Death row inmate, 61-year-old David Earl Miller was executed tonight by the electric chair. He was pronounced dead at 7:25 p.m.
The warden asked for any last words and Miller said something that was unintelligible. He was asked to repeat it and it is believed he said 'beats being on death row.'
Miller was convicted of killing 23-year-old Lee Standifer, who was mentally disabled, in Knoxville in 1981.
Lee Standifer
David Earl Miller
A man Miller was living with found Standifer's body naked in the yard with her hands bound and roped wrapped around her body. She had been beaten and stabbed multiple times with a fire poker.
Through the years, two trials were held and in both, Miller was convicted of first degree murder.
Miller is the second Tennessee inmate in just more than a month to choose the electric chair. His attorneys argued that the state's lethal injection method causes a prolonged and torturous death.

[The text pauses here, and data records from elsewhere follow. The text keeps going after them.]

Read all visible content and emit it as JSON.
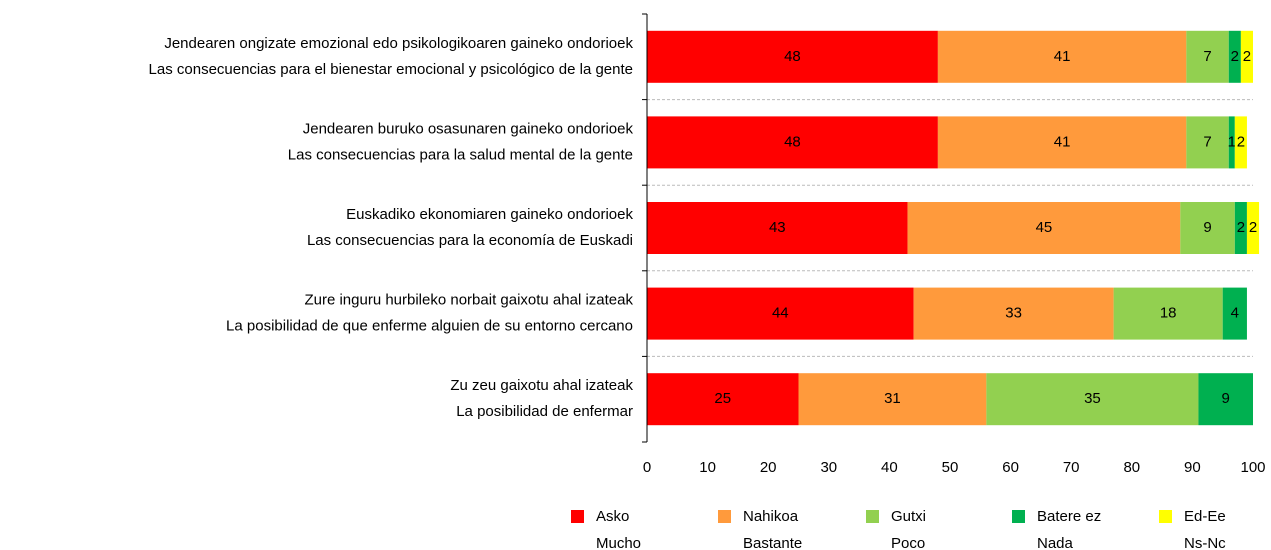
{
  "chart_data": {
    "type": "stacked_bar_horizontal",
    "categories": [
      [
        "Jendearen ongizate emozional edo psikologikoaren gaineko ondorioek",
        "Las consecuencias para el bienestar emocional y psicológico de la gente"
      ],
      [
        "Jendearen buruko osasunaren gaineko ondorioek",
        "Las consecuencias para la salud mental de la gente"
      ],
      [
        "Euskadiko ekonomiaren gaineko ondorioek",
        "Las consecuencias para la economía de Euskadi"
      ],
      [
        "Zure inguru hurbileko norbait gaixotu ahal izateak",
        "La posibilidad de que enferme alguien de su entorno cercano"
      ],
      [
        "Zu zeu gaixotu ahal izateak",
        "La posibilidad de enfermar"
      ]
    ],
    "series": [
      {
        "name": [
          "Asko",
          "Mucho"
        ],
        "color": "#ff0000",
        "values": [
          48,
          48,
          43,
          44,
          25
        ]
      },
      {
        "name": [
          "Nahikoa",
          "Bastante"
        ],
        "color": "#ff9a3c",
        "values": [
          41,
          41,
          45,
          33,
          31
        ]
      },
      {
        "name": [
          "Gutxi",
          "Poco"
        ],
        "color": "#92d050",
        "values": [
          7,
          7,
          9,
          18,
          35
        ]
      },
      {
        "name": [
          "Batere ez",
          "Nada"
        ],
        "color": "#00b050",
        "values": [
          2,
          1,
          2,
          4,
          9
        ]
      },
      {
        "name": [
          "Ed-Ee",
          "Ns-Nc"
        ],
        "color": "#ffff00",
        "values": [
          2,
          2,
          2,
          null,
          null
        ]
      }
    ],
    "xlim": [
      0,
      100
    ],
    "xticks": [
      0,
      10,
      20,
      30,
      40,
      50,
      60,
      70,
      80,
      90,
      100
    ],
    "legend": "bottom"
  }
}
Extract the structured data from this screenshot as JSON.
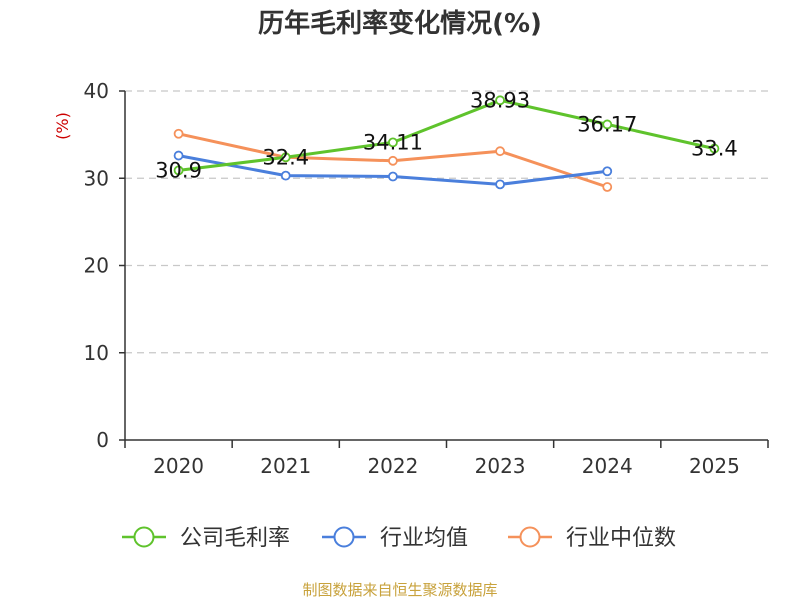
{
  "chart_data": {
    "type": "line",
    "title": "历年毛利率变化情况(%)",
    "ylabel": "(%)",
    "categories": [
      "2020",
      "2021",
      "2022",
      "2023",
      "2024",
      "2025"
    ],
    "ylim": [
      0,
      40
    ],
    "yticks": [
      "0",
      "10",
      "20",
      "30",
      "40"
    ],
    "grid": true,
    "legend_position": "bottom",
    "series": [
      {
        "name": "公司毛利率",
        "color": "#5fc32c",
        "values": [
          30.9,
          32.4,
          34.11,
          38.93,
          36.17,
          33.4
        ],
        "labels": [
          "30.9",
          "32.4",
          "34.11",
          "38.93",
          "36.17",
          "33.4"
        ]
      },
      {
        "name": "行业均值",
        "color": "#4a7fdc",
        "values": [
          32.6,
          30.3,
          30.2,
          29.3,
          30.8,
          null
        ]
      },
      {
        "name": "行业中位数",
        "color": "#f5915a",
        "values": [
          35.1,
          32.4,
          32.0,
          33.1,
          29.0,
          null
        ]
      }
    ]
  },
  "source": "制图数据来自恒生聚源数据库"
}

Governor Haslam declined Miller's clemency application, in which his attorney claimed Miller had been suffering from “severe mental illness” at the time of his crime, and that his mental state places him “far outside that group of offenders who are the worst and for whom the death penalty is reserved.”
Less than two hours before Miller was executed, the U.S. Supreme Court denied to grant him a stay of execution. Justice Sonia Sotomayor dissented from the court’s decision, saying she would have given Miller a stay.
Sotomayor — who also dissented from the high court’s rulings regarding Tennessee’s two other death row inmates executed this year — was critical of an earlier Supreme Court ruling requiring inmates themselves to find an available alternative to lethal injection in order to challenge it.
In her dissent, Sotomayor said that court decision is a reason why Tennessee’s death row inmates are now choosing the electric chair instead.
Sotomayor concluded in her dissent: “Such madness should not continue.”
The inmate was moved to death watch Wednesday and served his requested last meal Thursday afternoon at 4 p.m.